Dalam tesis normal memang tak mungkin. Tapi, Indonesia hari ini, Indonesia era Presiden Jokowi, tidak dalam kondisi normal. Semua abnormal. Kebanyakan politisi dilanda penyakit lupa diri. Kecuali segelintir saja, Yang segelintir itu termasuklah Bu Mega dan SBY.
Kalau dilihat dari siapa yang memulai, maka tanda tanya terbesarnya ada di pihak Bu Mega. Apa gerangan yang terjadi? Mengapa Bu Mega merasa perlu mencairkan hubungan dengan Pak Beye?
Dalam situasi abnormal, maka normalisasi hubungan Bu Mega dengan SBY haruslah dibaca secara abnormal juga. Kalau bacaan normal, tentu pertemuan ini soal koalisi pilpres 2024. Paling-paling orang bilang Bu Mega juga ikut dalam upaya penjegalan Anies Baswedan.
Teori menjegal Anies ini memang pas dengan tawaran kepada AHY sebagai cawapres untuk Ganjar. Tawaran yang membangkitkan nafsu. Dan kalau Demokrat bergabung ke koalisi Ganjar, maka tiket Anies pun terancam batal.
Tapi, apakah itu tujuannya? Tidak! Pertemuan Puan-AHY bukan manuver biasa. Bu Mega sedang menunjukkan kenegarawannnya. Jauh di balik dugaan penjegalan Anies itu, Bu Mega malah terlihat ingin memuluskan jalan Anies.
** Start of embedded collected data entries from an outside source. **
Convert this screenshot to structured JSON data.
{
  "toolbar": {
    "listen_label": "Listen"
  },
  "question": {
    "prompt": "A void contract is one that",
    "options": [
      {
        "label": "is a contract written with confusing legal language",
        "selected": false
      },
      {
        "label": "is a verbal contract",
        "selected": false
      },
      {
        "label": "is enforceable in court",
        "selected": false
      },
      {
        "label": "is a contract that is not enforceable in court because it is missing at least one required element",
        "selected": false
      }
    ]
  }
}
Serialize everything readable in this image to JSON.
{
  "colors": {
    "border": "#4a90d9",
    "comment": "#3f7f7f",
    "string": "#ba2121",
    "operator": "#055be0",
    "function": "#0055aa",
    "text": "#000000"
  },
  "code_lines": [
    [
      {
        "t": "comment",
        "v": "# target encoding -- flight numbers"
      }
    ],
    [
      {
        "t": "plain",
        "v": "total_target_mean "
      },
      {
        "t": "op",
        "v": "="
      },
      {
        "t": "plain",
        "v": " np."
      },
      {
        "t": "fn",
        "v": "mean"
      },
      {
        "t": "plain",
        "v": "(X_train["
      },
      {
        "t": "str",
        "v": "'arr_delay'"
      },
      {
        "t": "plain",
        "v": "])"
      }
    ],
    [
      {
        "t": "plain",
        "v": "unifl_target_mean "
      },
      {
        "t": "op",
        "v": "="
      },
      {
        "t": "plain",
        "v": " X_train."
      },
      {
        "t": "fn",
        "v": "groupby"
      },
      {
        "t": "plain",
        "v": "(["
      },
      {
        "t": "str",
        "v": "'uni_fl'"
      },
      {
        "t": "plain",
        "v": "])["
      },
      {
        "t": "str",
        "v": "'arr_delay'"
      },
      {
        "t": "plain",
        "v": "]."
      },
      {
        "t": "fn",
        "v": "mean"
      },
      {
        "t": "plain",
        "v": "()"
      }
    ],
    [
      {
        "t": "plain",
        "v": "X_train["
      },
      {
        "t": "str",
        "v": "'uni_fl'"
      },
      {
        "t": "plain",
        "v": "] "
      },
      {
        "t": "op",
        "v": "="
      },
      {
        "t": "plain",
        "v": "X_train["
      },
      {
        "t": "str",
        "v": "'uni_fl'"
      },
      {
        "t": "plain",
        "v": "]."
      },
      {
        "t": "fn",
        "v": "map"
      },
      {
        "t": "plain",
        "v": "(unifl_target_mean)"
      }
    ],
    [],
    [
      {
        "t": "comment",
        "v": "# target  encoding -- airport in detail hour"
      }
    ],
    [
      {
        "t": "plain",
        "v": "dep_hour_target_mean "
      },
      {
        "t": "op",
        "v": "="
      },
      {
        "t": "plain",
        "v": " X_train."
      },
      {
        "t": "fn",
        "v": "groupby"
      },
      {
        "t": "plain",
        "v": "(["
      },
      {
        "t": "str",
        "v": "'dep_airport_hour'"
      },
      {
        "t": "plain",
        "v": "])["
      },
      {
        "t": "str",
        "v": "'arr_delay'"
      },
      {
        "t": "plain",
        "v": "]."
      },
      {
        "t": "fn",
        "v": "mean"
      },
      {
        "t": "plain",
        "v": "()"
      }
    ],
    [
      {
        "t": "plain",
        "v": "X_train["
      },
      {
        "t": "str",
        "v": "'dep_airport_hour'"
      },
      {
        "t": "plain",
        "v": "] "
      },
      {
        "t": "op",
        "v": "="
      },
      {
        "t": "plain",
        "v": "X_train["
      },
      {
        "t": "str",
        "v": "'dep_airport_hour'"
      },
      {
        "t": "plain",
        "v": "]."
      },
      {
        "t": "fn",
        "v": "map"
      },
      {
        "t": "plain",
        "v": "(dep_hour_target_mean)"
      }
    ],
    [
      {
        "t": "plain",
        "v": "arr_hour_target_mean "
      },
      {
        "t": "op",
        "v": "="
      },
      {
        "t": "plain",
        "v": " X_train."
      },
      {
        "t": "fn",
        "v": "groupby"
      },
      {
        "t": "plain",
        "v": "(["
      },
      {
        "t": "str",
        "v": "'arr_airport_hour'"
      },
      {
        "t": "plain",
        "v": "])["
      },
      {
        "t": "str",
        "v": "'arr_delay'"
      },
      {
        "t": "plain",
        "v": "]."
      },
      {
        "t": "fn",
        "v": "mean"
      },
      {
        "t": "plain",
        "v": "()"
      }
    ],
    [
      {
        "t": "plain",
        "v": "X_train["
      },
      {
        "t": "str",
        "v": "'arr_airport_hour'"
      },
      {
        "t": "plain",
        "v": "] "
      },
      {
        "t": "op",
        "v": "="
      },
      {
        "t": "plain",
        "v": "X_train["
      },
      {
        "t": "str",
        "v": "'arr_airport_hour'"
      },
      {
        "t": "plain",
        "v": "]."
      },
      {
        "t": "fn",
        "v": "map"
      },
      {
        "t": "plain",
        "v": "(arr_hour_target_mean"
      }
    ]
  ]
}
Dengan “menggoda” Demokrat, termasuk tawaran cawapres untuk AHY, Bu Mega bermaksud memberikan isyarat kepada Jokowi agar mendisiplinkan KSP Moeldoko. Sekaligus memberikan aba-aba kepada Mahkamah Agung (MA) supaya tidak mengabulkan PK Moeldoko. Sebab, Demokrat akan masuk koalisi Ganjar.
Maka, selamatlah Demokrat dari pembegalan. Setelah itu, Bu Mega akan mengatakan bahwa dia dan PDI-P belum mencapai titik temu dengan Demokrat. Partai Pak Beye pun tak jadi bergabung mendukung Ganjar. Koalisi Perubahan dan Persatuan (KPP) akhirnya tetap utuh dan solid. Anies pun mulus menuju pilpres 2024.